What can I say? I’m counter-productively lazy.

This book is an artefact of me taking English at the university, and I just couldn’t bring myself to read it. And looking at that first page, it does look a bit eh.

Whaaa? I’ve never seen an upside-down y typo before.

Anyway! As you all know, it’s a very funny, very angry book. Dickens is relentlessly witty, and is scornfully sarcastic about all persons in charge. And it’s an exciting, classic adventure story, to boot. I’ve seen several movie/tv versions of it, so I know just about what’s going to happen, but there’s so much pleasure to be had from Dickens’ writing. It just flows so well: It’s entertaining and smart.

It’s such an effortless read that I started wondering whether this edition had been updated to modern English or something, but no: I found somebody that had helpfully shot a picture of a 1837 page, and it’s pretty much identical, except for some slight changes in punctuation, as far as I can tell.

Oh! An ear! So I didn’t bail at the first page, but made my way to chapter 13 before I stopped reading back in… 1991? Something like that?

I have no recollection of having read bits of it before, so apparently reading a novel as a required assignment was so traumatic that I’ve suppressed the memory.

It’s a delight to read now that it’s unrequired reading.

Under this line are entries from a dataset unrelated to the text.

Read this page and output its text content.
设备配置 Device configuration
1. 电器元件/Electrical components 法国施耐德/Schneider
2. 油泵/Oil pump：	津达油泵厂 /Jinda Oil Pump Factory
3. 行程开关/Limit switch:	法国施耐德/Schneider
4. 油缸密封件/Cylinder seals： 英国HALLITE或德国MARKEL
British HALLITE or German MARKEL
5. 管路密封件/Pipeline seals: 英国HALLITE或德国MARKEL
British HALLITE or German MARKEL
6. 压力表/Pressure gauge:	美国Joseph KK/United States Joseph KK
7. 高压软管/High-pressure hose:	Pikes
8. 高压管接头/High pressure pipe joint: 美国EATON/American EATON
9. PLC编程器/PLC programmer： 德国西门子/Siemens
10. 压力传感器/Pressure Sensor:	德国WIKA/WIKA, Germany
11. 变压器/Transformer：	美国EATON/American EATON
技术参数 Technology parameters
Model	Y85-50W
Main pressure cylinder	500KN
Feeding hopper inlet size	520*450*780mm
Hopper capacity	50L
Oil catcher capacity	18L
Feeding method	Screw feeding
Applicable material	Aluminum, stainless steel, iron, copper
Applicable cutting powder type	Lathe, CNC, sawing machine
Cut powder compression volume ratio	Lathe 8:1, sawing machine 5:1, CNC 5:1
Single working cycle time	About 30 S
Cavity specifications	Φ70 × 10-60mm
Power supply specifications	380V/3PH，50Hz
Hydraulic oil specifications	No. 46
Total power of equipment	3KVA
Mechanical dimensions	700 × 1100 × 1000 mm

But while it’s fun, in the final third I got to the “I want to read this book forever” slash “bored now” point. Dickens is padding out the storyline quite a bit with atmospheric bits (like the above). While it’s fun in isolation, the loss of tension in the third part is palpable.

So Dickens is nice, but what about the edition?

The reproduction of the artwork is shockingly bad.

But worse are the footnotes. Here’s a footnote after “crowd at the execution”, and I innocently flipped to that to see what the editor had to say, and…

Boom! Spoiled the next-to-last chapter of the book. Nice work, asshole. So I had to stop reading the footnotes and never found out what a “paviour” was.